Personal Injury Limitation Law aims to provide a complete guide to the limitation issues which arise in personal injury cases. As to structure, previous editions included a comprehensive (and lengthy) set of case summaries in a discreet section at the end of the book. The approach has been revised in this edition, which now provides summaries of the most relevant cases at the end of each substantive chapter and an additional reading list of other cases. The sheer volume of reported cases on limitation issues would have rendered the old approach unwieldy and impracticable. It is far easier to locate the relevant cases at the end of each chapter. The case summaries are designed to provide the key points and quotations whilst avoiding overwhelming the reader with the amount of material. The lists of additional cases will provide a excellent resource for practitioners needing to research a specific issue in more detail.

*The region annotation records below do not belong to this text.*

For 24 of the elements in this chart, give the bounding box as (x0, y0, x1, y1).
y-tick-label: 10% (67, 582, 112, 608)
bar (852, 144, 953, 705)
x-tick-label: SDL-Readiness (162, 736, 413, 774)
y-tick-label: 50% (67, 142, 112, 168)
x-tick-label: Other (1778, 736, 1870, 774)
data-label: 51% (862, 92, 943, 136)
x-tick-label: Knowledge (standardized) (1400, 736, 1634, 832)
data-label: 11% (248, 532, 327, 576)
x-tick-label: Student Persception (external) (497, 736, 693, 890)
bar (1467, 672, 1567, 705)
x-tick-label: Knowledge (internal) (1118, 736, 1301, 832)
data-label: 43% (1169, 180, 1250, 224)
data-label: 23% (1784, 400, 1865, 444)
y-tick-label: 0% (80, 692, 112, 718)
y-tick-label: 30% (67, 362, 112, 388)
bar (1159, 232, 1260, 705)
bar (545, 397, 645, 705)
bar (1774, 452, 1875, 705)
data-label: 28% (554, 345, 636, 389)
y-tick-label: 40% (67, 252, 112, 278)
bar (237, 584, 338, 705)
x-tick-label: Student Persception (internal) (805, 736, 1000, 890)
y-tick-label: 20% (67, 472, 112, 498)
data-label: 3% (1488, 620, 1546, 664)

I suspect I will not be the only reader to turn straight to the chapter on the discretion to disapply the primary limitation period (section 33 of the Limitation Act 1980). Here the writers get straight down to business by quoting at the outset the key paragraphs from the recent case of Chief Constable of Greater Manchester Police v Carroll [2017] EWCA civ 1992, which is the current leading authority and will be sufficient for many straightforward applications. The text then provides a nuanced narrative of the key issues which can arise, maintaining clarity without avoiding wading into the intricate caselaw. There is a wealth of material here, ranging from a clear discussion of the relevance of a potential professional negligence claim against the claimant’s advisers to an interesting detail about the possibility of disapplying the limitation period in relation to some but not all of the causes of action in any given case. High profile recent cases like Kimathi and others v Foreign and Commonwealth Office [2018] EWHC 2066 are digested and assessed. The focus is practical, for example reminding the parties that a defendant asserting that the cogency of the evidence is diminished must provide evidence to substantiate the point.

I was also pleased to see substantial chapters addressing service and the various possible ways to attempt to rectify problems with service. Whilst these topics are covered in other works such as the White Book, they are clearly relevant to limitation not least because in many cases there will be a stark choice between attempting to rectify service and re-issuing a fresh claim in reliance on the section 33 discretion. Practitioners will therefore welcome a book which addresses both possibilities. The issues which can arise are difficult and technical. The authors provide a useful and careful commentary on the latest cases.

It may be that in the short term the current crisis enables a more forgiving approach to some limitation issues, though whether that extends to service remains to be seen. In any event, there will continue to be a need for a specialist textbook dealing with limitation issues in personal injury cases. Personal Injury Limitation Law fills that gap impressively. Readers will find it comprehensive in scope, clear in its introduction of the key principles and diligent in its treatment of the caselaw.